Deux minutes de silence peuvent ralentir le cœur et la respiration. Mais détendent-elles vraiment davantage que Mozart ?
Une courte pause silencieuse pourrait ralentir le rythme cardiaque, la respiration et faire baisser la tension artérielle. Mais l’étude souvent résumée par la formule « le silence détend plus que Mozart » raconte en réalité une histoire plus nuancée, et peut-être plus intéressante encore.

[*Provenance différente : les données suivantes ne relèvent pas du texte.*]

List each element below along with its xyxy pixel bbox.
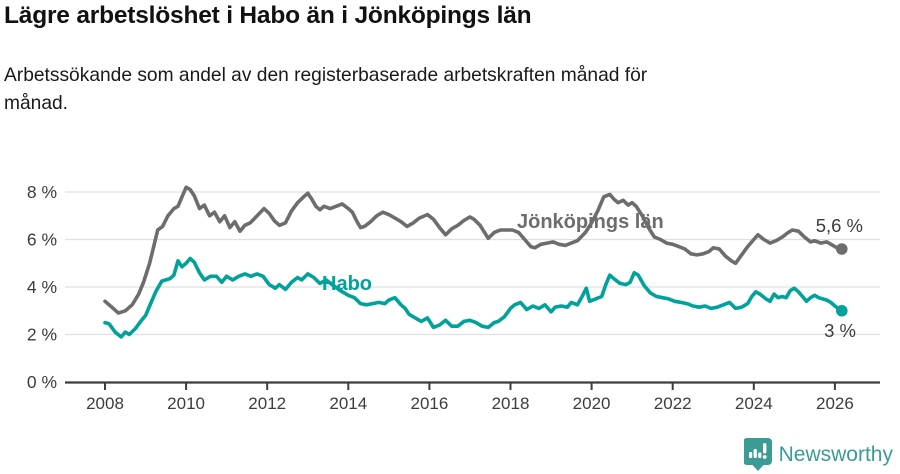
y-tick-label: 8 % [27, 182, 57, 202]
chart-subtitle: Arbetssökande som andel av den registerb… [4, 65, 648, 114]
chart-title: Lägre arbetslöshet i Habo än i Jönköping… [4, 2, 532, 29]
series-label-habo: Habo [322, 273, 372, 295]
newsworthy-chart-pin-icon [743, 438, 772, 471]
x-tick-label: 2010 [167, 394, 205, 413]
x-tick-label: 2020 [573, 394, 611, 413]
x-tick-label: 2014 [329, 394, 367, 413]
y-tick-label: 4 % [27, 277, 57, 297]
y-tick-label: 0 % [27, 372, 57, 392]
series-label-jonkopings-lan: Jönköpings län [517, 211, 664, 233]
brand-name: Newsworthy [778, 442, 893, 466]
x-tick-label: 2022 [654, 394, 692, 413]
line-chart: 0 % 2 % 4 % 6 % 8 % 2008 2010 2012 2014 2016 2018 2… [27, 182, 880, 413]
x-tick-label: 2026 [816, 394, 854, 413]
x-tick-label: 2024 [735, 394, 773, 413]
series-end-dot-jonkopings-lan [835, 243, 848, 255]
series-line-habo [103, 256, 844, 339]
x-tick-label: 2016 [410, 394, 448, 413]
series-end-dot-habo [835, 304, 848, 317]
end-value-label-jonkopings-lan: 5,6 % [816, 215, 863, 236]
x-tick-label: 2012 [248, 394, 286, 413]
y-tick-label: 2 % [27, 325, 57, 345]
end-value-label-habo: 3 % [824, 320, 856, 341]
x-tick-label: 2008 [86, 394, 124, 413]
y-tick-label: 6 % [27, 230, 57, 250]
brand-footer: Newsworthy [743, 438, 893, 471]
series-line-jonkopings-lan [103, 185, 844, 315]
x-tick-label: 2018 [492, 394, 530, 413]
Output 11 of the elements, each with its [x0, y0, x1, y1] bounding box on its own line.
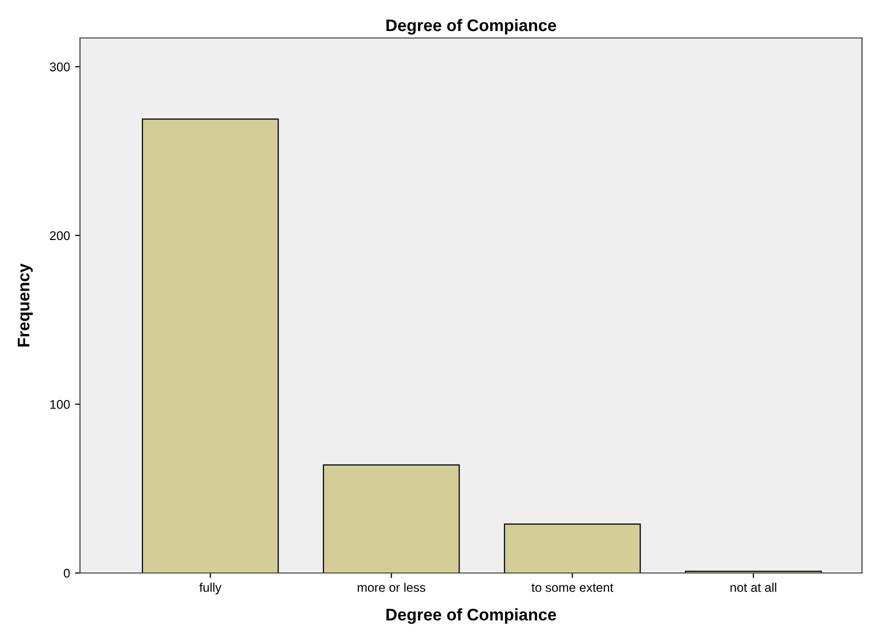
chart-title: Degree of Compiance — [386, 18, 556, 35]
x-tick-label: to some extent — [532, 584, 614, 592]
y-tick-label: 300 — [50, 62, 70, 72]
y-axis-title: Frequency — [18, 263, 33, 347]
x-tick-label: not at all — [730, 582, 776, 592]
x-axis-title: Degree of Compiance — [386, 608, 556, 624]
y-tick-label: 200 — [50, 231, 70, 240]
x-tick-label: more or less — [358, 582, 426, 592]
x-tick-label: fully — [199, 582, 222, 594]
y-tick-label: 100 — [50, 400, 70, 409]
y-tick-label: 0 — [64, 568, 70, 578]
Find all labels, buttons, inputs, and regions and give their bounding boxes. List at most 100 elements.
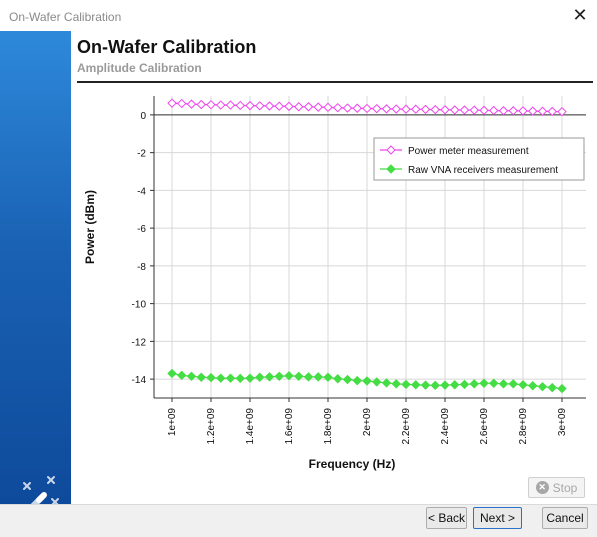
close-icon[interactable]: ✕ bbox=[572, 5, 588, 25]
data-point bbox=[216, 100, 226, 110]
page-header: On-Wafer Calibration Amplitude Calibrati… bbox=[77, 37, 593, 83]
back-button[interactable]: < Back bbox=[426, 507, 467, 529]
x-tick-label: 1.8e+09 bbox=[323, 408, 334, 445]
x-tick-label: 1.6e+09 bbox=[284, 408, 295, 445]
data-point bbox=[303, 372, 314, 382]
data-point bbox=[459, 379, 470, 390]
data-point bbox=[440, 105, 450, 115]
data-point bbox=[352, 103, 362, 113]
y-axis-label: Power (dBm) bbox=[83, 190, 97, 264]
data-point bbox=[401, 104, 411, 114]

Vous avez deux minutes devant vous. Que choisissez-vous pour vous détendre : un morceau de musique classique, une séance de respiration guidée ou… rien du tout ?
Ne rien écouter peut sembler être l’option la moins sophistiquée. Pas d’application, pas d’abonnement, pas même une sonate à lancer. Pourtant, une expérience scientifique a constaté que les signes physiologiques de détente étaient particulièrement marqués pendant de courtes pauses silencieuses insérées entre des morceaux de musique.
De là est née une affirmation largement reprise : « Deux minutes de silence détendent plus que Mozart. » Une belle revanche pour tous ceux qui ont déjà demandé, sans grand succès, que l’on baisse un peu le volume. Mais est-ce vraiment ce que montre la science ?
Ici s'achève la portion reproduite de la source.